“……”
陈念没精打采地扬起脑袋,顺手把路过的今今揪过来按在腿上,一起坐牢。
小东西对他的戒指很感兴趣,一直用鼻子拱来拱去。陈念偷偷教训它:“这也想吃?你个小煤气罐,什么都馋。都胖成……”
“……是胖了点喔。”薛燕华也在那边说。
但她看的,是陈念。
“最近过得还不错,是吧?”
她语气中莫名有几分小心翼翼,像生怕听到否定的答案。陈念鼻腔一酸,他用力眨了眨眼。
“挺好的,妈,我真挺好的。他……他没欺负我,谈恋爱也是他问我要不要答应。”他看着屏幕上的妈妈,认真地说,“我答应他了。”
“……”
阁楼上的靴子终于落下来。薛燕华嘴唇抿了又抿,最终却也说不出什么话。
“你好好的,念念。”她只能反复地讲,“你好好的就行,妈妈什么都不求,你记住啊。

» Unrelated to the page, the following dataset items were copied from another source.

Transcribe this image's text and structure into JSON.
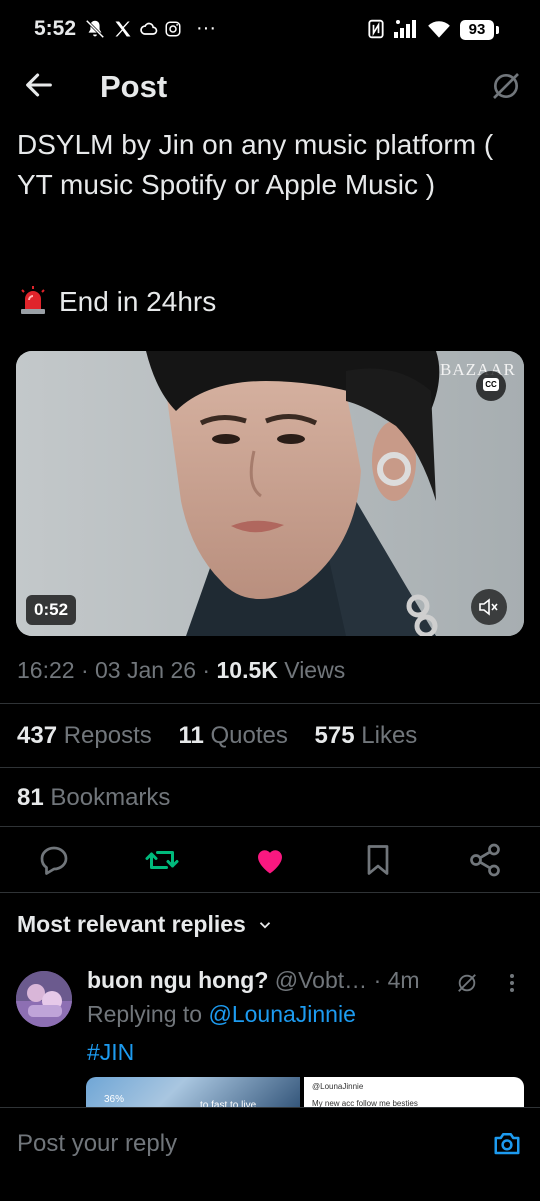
{
  "status_bar": {
    "time": "5:52",
    "battery": "93",
    "more": "···"
  },
  "header": {
    "title": "Post"
  },
  "post": {
    "text": "DSYLM by Jin on any music platform ( YT music Spotify or Apple Music )",
    "alert_text": "End in 24hrs",
    "alert_emoji": "🚨",
    "video": {
      "duration": "0:52",
      "watermark": "BAZAAR",
      "cc_label": "CC"
    },
    "meta": {
      "time": "16:22",
      "date": "03 Jan 26",
      "views_count": "10.5K",
      "views_label": "Views"
    },
    "stats": {
      "reposts_count": "437",
      "reposts_label": "Reposts",
      "quotes_count": "11",
      "quotes_label": "Quotes",
      "likes_count": "575",
      "likes_label": "Likes",
      "bookmarks_count": "81",
      "bookmarks_label": "Bookmarks"
    },
    "actions": [
      "reply-icon",
      "repost-icon",
      "like-icon",
      "bookmark-icon",
      "share-icon"
    ]
  },
  "replies": {
    "sort_label": "Most relevant replies",
    "items": [
      {
        "name": "buon ngu hong?",
        "handle": "@Vobt…",
        "time": "· 4m",
        "replying_prefix": "Replying to",
        "replying_to": "@LounaJinnie",
        "text": "#JIN",
        "image_text_1": "36%",
        "image_text_2": "to fast to live",
        "image_text_3": "@LounaJinnie",
        "image_text_4": "My new acc follow me besties"
      }
    ]
  },
  "composer": {
    "placeholder": "Post your reply"
  },
  "colors": {
    "background": "#000000",
    "text": "#e7e9ea",
    "muted": "#71767b",
    "accent": "#1d9bf0",
    "repost": "#00ba7c",
    "like": "#f91880"
  }
}
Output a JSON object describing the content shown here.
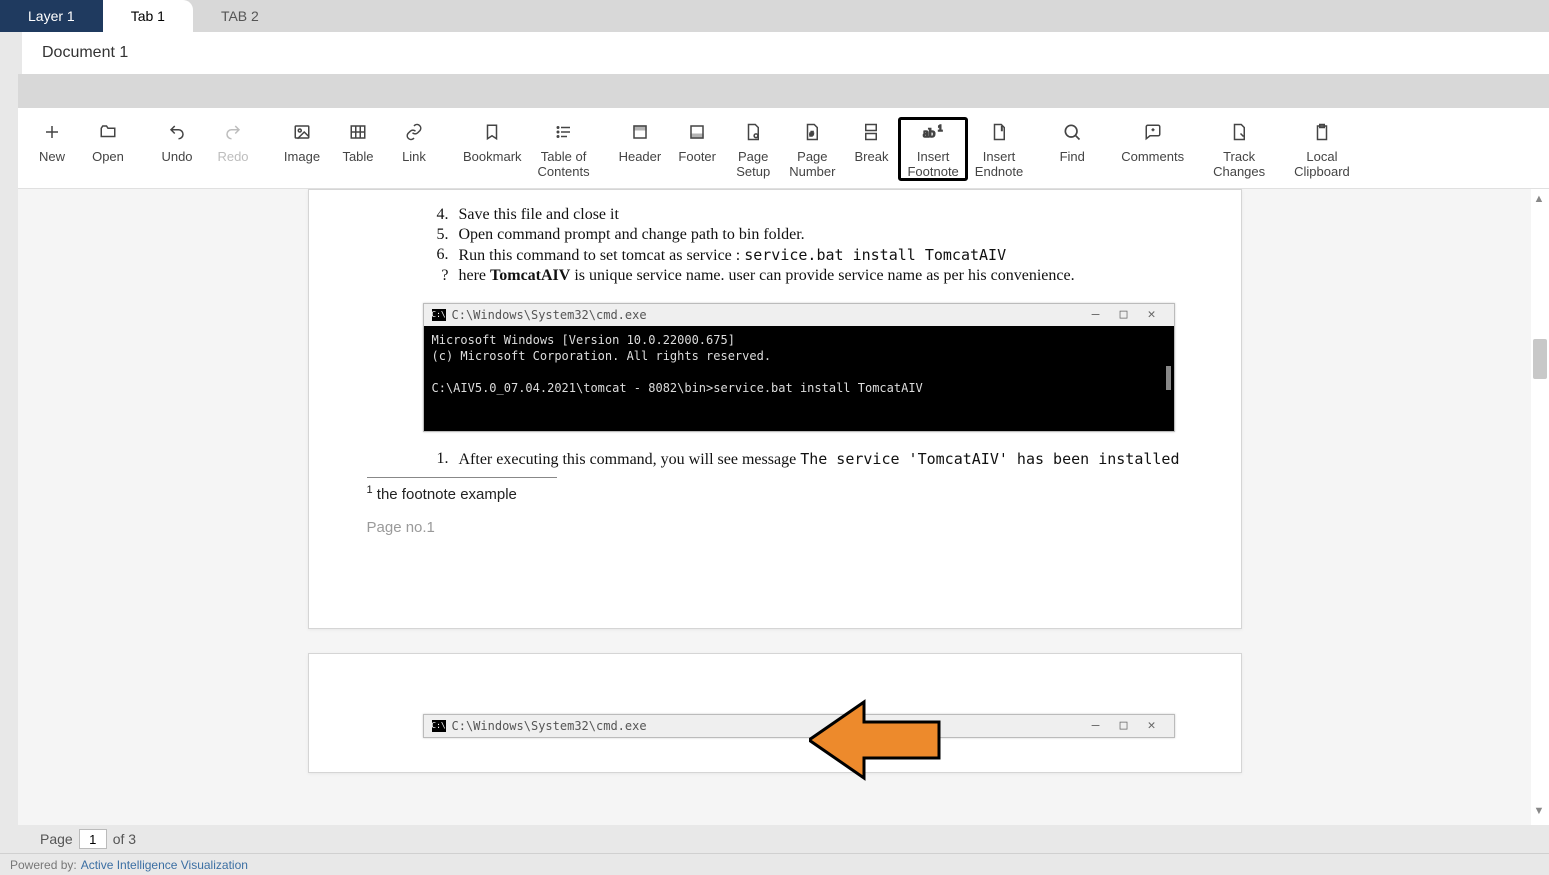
{
  "tabs": {
    "layer": "Layer 1",
    "tab1": "Tab 1",
    "tab2": "TAB 2"
  },
  "document_title": "Document 1",
  "toolbar": {
    "new": "New",
    "open": "Open",
    "undo": "Undo",
    "redo": "Redo",
    "image": "Image",
    "table": "Table",
    "link": "Link",
    "bookmark": "Bookmark",
    "toc": "Table of\nContents",
    "header": "Header",
    "footer": "Footer",
    "page_setup": "Page\nSetup",
    "page_number": "Page\nNumber",
    "break": "Break",
    "insert_footnote": "Insert\nFootnote",
    "insert_endnote": "Insert\nEndnote",
    "find": "Find",
    "comments": "Comments",
    "track_changes": "Track\nChanges",
    "local_clipboard": "Local\nClipboard"
  },
  "doc": {
    "items": [
      {
        "num": "4.",
        "text": "Save this file and close it"
      },
      {
        "num": "5.",
        "text": "Open command prompt and change path to bin folder."
      },
      {
        "num": "6.",
        "prefix": "Run this command to set tomcat as service : ",
        "code": "service.bat install TomcatAIV"
      },
      {
        "num": "?",
        "prefix": "here ",
        "bold": "TomcatAIV",
        "suffix": " is unique service name. user can provide service name as per his convenience."
      }
    ],
    "cmd_title_path": "C:\\Windows\\System32\\cmd.exe",
    "cmd_lines": [
      "Microsoft Windows [Version 10.0.22000.675]",
      "(c) Microsoft Corporation. All rights reserved.",
      "",
      "C:\\AIV5.0_07.04.2021\\tomcat - 8082\\bin>service.bat install TomcatAIV"
    ],
    "after_item_num": "1.",
    "after_item_text": "After executing this command, you will see message ",
    "after_item_code": "The service 'TomcatAIV' has been installed",
    "footnote_num": "1",
    "footnote_text": " the footnote example",
    "page_label": "Page no.1"
  },
  "pager": {
    "label_page": "Page",
    "current": "1",
    "label_of": "of",
    "total": "3"
  },
  "footer": {
    "powered_by_label": "Powered by:",
    "brand": "Active Intelligence Visualization"
  }
}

”
陈念给她说得眼看要哭,抱着今今一个劲儿低头。
身后有脚步声轻轻过来,一双手按在他肩头,安抚般握了握。
另一枚戒指也出现在屏幕上。傅非臣弯腰,亲了亲陈念蓬乱的发顶。
像是个无声的承诺。
对薛燕华,对陈念,对他自己。
会好好的。他的念念,会一直好好的。
这辈子,不会再有任何波折。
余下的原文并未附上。